Get Help from Add-ons and Previous Reviews
You can make your review interesting by making use of analogies and metaphors, comparing plot of the movie to any other movie of similar category, giving dramatic explanations of best scenes or by throwing light on dimensions that add uniqueness to the movie.
Here’s a trap—mostly students read reviews written by critics on the same movie just to get an overall idea of how review writing is done; what they fail to realize is that without conscious volition, they adopt their ideas which are reflected in their paper. Consequently, the review produced is not up to the mark and affect grades.

Film Review Guidelines
Paragraph 1:  Offer your overall impression of the film while mentioning the movie's title, director, and key actors.
Paragraph 2:  Summarize the plot of the film
Paragraph 3: How did the actors portray key character roles?  Did they fulfill your expectations given your knowledge of the original novel or play (if one exists)?
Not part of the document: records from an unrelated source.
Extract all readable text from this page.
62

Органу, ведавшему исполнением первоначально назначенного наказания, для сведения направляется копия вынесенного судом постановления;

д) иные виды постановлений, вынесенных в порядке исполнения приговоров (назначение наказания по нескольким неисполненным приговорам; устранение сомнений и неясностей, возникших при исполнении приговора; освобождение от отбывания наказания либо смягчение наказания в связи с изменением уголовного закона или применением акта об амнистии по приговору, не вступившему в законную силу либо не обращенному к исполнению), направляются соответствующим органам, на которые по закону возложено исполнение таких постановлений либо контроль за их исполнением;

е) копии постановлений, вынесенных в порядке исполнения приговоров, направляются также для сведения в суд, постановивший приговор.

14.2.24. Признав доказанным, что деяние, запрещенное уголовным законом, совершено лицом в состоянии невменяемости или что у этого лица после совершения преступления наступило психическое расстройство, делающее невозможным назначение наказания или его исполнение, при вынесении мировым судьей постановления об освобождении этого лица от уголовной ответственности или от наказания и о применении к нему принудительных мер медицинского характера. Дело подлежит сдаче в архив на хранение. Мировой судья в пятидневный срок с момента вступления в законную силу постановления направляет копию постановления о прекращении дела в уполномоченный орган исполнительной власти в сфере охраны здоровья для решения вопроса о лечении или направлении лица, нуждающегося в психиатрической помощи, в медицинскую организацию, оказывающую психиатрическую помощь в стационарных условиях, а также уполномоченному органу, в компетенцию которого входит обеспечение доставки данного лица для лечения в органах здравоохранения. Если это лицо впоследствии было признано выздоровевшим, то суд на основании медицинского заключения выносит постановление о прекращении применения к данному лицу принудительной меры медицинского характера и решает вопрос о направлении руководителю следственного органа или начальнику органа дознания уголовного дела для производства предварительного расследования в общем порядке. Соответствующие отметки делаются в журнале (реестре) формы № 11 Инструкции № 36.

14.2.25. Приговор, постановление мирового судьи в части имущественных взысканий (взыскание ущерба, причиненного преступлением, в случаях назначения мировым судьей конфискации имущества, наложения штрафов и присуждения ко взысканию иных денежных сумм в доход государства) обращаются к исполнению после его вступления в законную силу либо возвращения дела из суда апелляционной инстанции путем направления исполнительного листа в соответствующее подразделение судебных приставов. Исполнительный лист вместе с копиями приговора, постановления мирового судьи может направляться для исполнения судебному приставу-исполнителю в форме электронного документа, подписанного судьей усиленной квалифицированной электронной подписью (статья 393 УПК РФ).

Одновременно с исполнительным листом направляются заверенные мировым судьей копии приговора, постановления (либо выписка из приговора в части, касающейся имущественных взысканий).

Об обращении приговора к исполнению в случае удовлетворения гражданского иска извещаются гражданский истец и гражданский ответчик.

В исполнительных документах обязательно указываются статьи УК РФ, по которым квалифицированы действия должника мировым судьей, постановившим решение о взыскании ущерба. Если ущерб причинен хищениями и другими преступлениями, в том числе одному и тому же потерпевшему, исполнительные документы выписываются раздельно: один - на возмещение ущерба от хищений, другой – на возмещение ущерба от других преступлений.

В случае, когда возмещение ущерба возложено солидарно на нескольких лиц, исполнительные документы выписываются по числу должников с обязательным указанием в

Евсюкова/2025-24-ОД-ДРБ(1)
Paragraph 4:  Were any particular film techniques used in key scenes?  How did the film techniques anmd music enhance the setting and themes of the film?  You may need two paragraphs to explain this information.
Paragraph 5: Address how well the film represents the novel or play.  Offer evidence for your opinion. Remember to mention use of symbols and literary devices.  Do they "transfer" from the novel/play into the movie well?
Paragraph 6: Ending paragraph--your last opportunity to guide the reader.  Offer a clincher that tells the reader to attend the film or not.